Levi Strauss has developed a new way to make jeans using 100% recycled water. The denim manufacturer, which applied the first-of-its-kind process to 100,000 pairs of women’s jeans during a test run, says it saved some 12 million liters of water, or enough to fill nearly five Olympic-size swimming pools. The technique, according to Levi’s, is the result of a new, third-party-verified water-recycling standard designed to ease the stress of garment production on freshwater supplies.
One of the company’s key factories, located in southern China, worked with Levi’s to engineer a system that treats and recovers all the water used in the finishing process for subsequent runs. “This water recycling can happen over and over, significantly reducing the overall amount of water used to make our products,” says Reza Hosseini, manager of environmental site and compliance assessment at Levi’s. “As long as the water meets our standards to deliver the quality you expect from our brands, it can be recycled multiple times.”
Till now, there has been a dearth of standards for water recycling and reuse in the apparel industry, adds Hosseini. “This is a company and industry first,” he says. “And we believe this innovation can help change the way our supplier factories use water.”
Future plans include scaling up the program to include other global suppliers, including a Nicaraguan facility that will implement it later in the year. “We’re talking about it with other factories around the world,” Hosseini says. “The goal is to expand it across all of our collections — and beyond: We’ll share the recycled water standard with key industry stakeholders for other suppliers to use.”
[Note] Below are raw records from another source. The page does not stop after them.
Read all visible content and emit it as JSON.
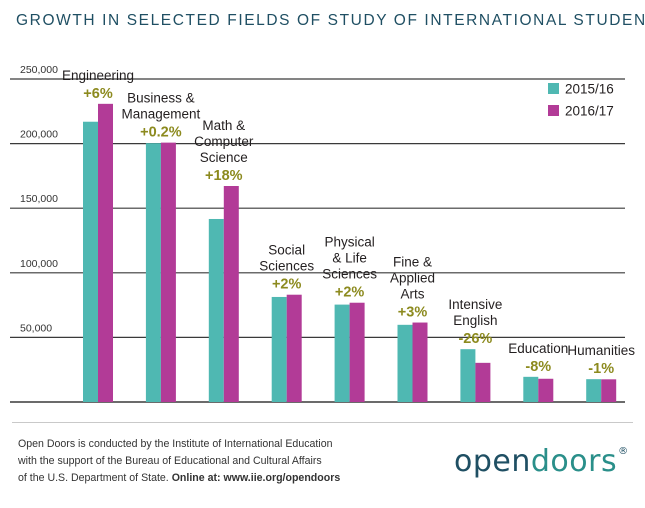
{
  "chart_data": {
    "type": "bar",
    "title": "GROWTH IN SELECTED FIELDS OF STUDY OF INTERNATIONAL STUDENTS",
    "xlabel": "",
    "ylabel": "",
    "ylim": [
      0,
      250000
    ],
    "yticks": [
      50000,
      100000,
      150000,
      200000,
      250000
    ],
    "ytick_labels": [
      "50,000",
      "100,000",
      "150,000",
      "200,000",
      "250,000"
    ],
    "grid": true,
    "legend_position": "top-right",
    "categories": [
      {
        "lines": [
          "Engineering"
        ],
        "change": "+6%"
      },
      {
        "lines": [
          "Business &",
          "Management"
        ],
        "change": "+0.2%"
      },
      {
        "lines": [
          "Math &",
          "Computer",
          "Science"
        ],
        "change": "+18%"
      },
      {
        "lines": [
          "Social",
          "Sciences"
        ],
        "change": "+2%"
      },
      {
        "lines": [
          "Physical",
          "& Life",
          "Sciences"
        ],
        "change": "+2%"
      },
      {
        "lines": [
          "Fine &",
          "Applied",
          "Arts"
        ],
        "change": "+3%"
      },
      {
        "lines": [
          "Intensive",
          "English"
        ],
        "change": "-26%"
      },
      {
        "lines": [
          "Education"
        ],
        "change": "-8%"
      },
      {
        "lines": [
          "Humanities"
        ],
        "change": "-1%"
      }
    ],
    "series": [
      {
        "name": "2015/16",
        "color": "#4fb8b2",
        "values": [
          216932,
          200312,
          141651,
          81304,
          75385,
          59736,
          40877,
          19483,
          17664
        ]
      },
      {
        "name": "2016/17",
        "color": "#b23b97",
        "values": [
          230780,
          200754,
          167180,
          83046,
          76838,
          61506,
          30309,
          17984,
          17561
        ]
      }
    ],
    "change_color": "#8c8a1e"
  },
  "footer": {
    "line1": "Open Doors is conducted by the Institute of International Education",
    "line2": "with the support of the Bureau of Educational and Cultural Affairs",
    "line3_plain": "of the U.S. Department of State. ",
    "line3_bold": "Online at: www.iie.org/opendoors"
  },
  "logo": {
    "part1": "open",
    "part2": "doors",
    "reg": "®"
  }
}
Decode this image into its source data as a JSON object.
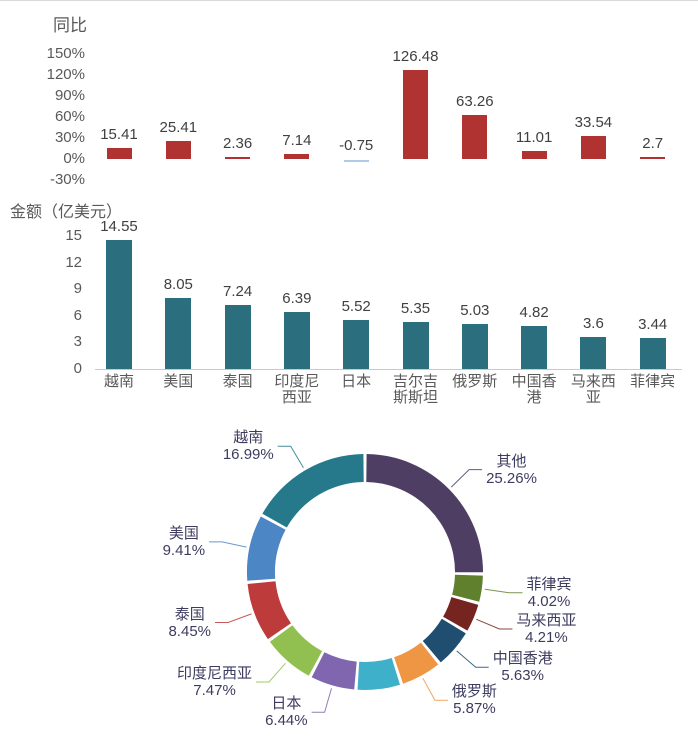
{
  "page": {
    "background": "#ffffff",
    "top_border_color": "#d9d9d9"
  },
  "chart_data": [
    {
      "type": "bar",
      "title": "同比",
      "unit": "percent",
      "categories": [
        "越南",
        "美国",
        "泰国",
        "印度尼西亚",
        "日本",
        "吉尔吉斯斯坦",
        "俄罗斯",
        "中国香港",
        "马来西亚",
        "菲律宾"
      ],
      "values": [
        15.41,
        25.41,
        2.36,
        7.14,
        -0.75,
        126.48,
        63.26,
        11.01,
        33.54,
        2.7
      ],
      "value_labels": [
        "15.41",
        "25.41",
        "2.36",
        "7.14",
        "-0.75",
        "126.48",
        "63.26",
        "11.01",
        "33.54",
        "2.7"
      ],
      "ytick_labels": [
        "150%",
        "120%",
        "90%",
        "60%",
        "30%",
        "0%",
        "-30%"
      ],
      "ylim": [
        -30,
        150
      ],
      "grid": false,
      "x_axis_labels_shown": false,
      "bar_color": "#b03331",
      "negative_bar_color": "#aecbe8"
    },
    {
      "type": "bar",
      "title": "金额（亿美元）",
      "unit": "亿美元",
      "categories": [
        "越南",
        "美国",
        "泰国",
        "印度尼西亚",
        "日本",
        "吉尔吉斯斯坦",
        "俄罗斯",
        "中国香港",
        "马来西亚",
        "菲律宾"
      ],
      "category_display": [
        "越南",
        "美国",
        "泰国",
        "印度尼\n西亚",
        "日本",
        "吉尔吉\n斯斯坦",
        "俄罗斯",
        "中国香\n港",
        "马来西\n亚",
        "菲律宾"
      ],
      "values": [
        14.55,
        8.05,
        7.24,
        6.39,
        5.52,
        5.35,
        5.03,
        4.82,
        3.6,
        3.44
      ],
      "value_labels": [
        "14.55",
        "8.05",
        "7.24",
        "6.39",
        "5.52",
        "5.35",
        "5.03",
        "4.82",
        "3.6",
        "3.44"
      ],
      "ytick_labels": [
        "15",
        "12",
        "9",
        "6",
        "3",
        "0"
      ],
      "ylim": [
        0,
        15
      ],
      "grid": false,
      "bar_color": "#2b6f7f"
    },
    {
      "type": "pie",
      "subtype": "donut",
      "start": "top",
      "direction": "clockwise",
      "segments": [
        {
          "label": "其他",
          "value": 25.26,
          "pct_text": "25.26%",
          "color": "#4e3e63"
        },
        {
          "label": "菲律宾",
          "value": 4.02,
          "pct_text": "4.02%",
          "color": "#60802e"
        },
        {
          "label": "马来西亚",
          "value": 4.21,
          "pct_text": "4.21%",
          "color": "#76241f"
        },
        {
          "label": "中国香港",
          "value": 5.63,
          "pct_text": "5.63%",
          "color": "#1f4e70"
        },
        {
          "label": "俄罗斯",
          "value": 5.87,
          "pct_text": "5.87%",
          "color": "#ee9643"
        },
        {
          "label": "",
          "value": 6.25,
          "pct_text": "",
          "color": "#3fb0c9"
        },
        {
          "label": "日本",
          "value": 6.44,
          "pct_text": "6.44%",
          "color": "#8066ae"
        },
        {
          "label": "印度尼西亚",
          "value": 7.47,
          "pct_text": "7.47%",
          "color": "#92c050"
        },
        {
          "label": "泰国",
          "value": 8.45,
          "pct_text": "8.45%",
          "color": "#be3b3c"
        },
        {
          "label": "美国",
          "value": 9.41,
          "pct_text": "9.41%",
          "color": "#4c86c4"
        },
        {
          "label": "越南",
          "value": 16.99,
          "pct_text": "16.99%",
          "color": "#26798b"
        }
      ]
    }
  ]
}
Although the new standard is light on details regarding effluent-management, Greenpeace recently hailed the denim-maker a “Detox trendsetter” for its commitment to eliminating all hazardous chemicals from its supply chain by 2020. It was also among the first apparel firms to publicly disclose discharge data from its facilities online.
This isn’t the only time Levi’s has experimented with water-sipping innovations, either. In 2010, the company launched Water<Less, a collection of jeans that require an average of 28 percent less water and up to 96 percent for certain products.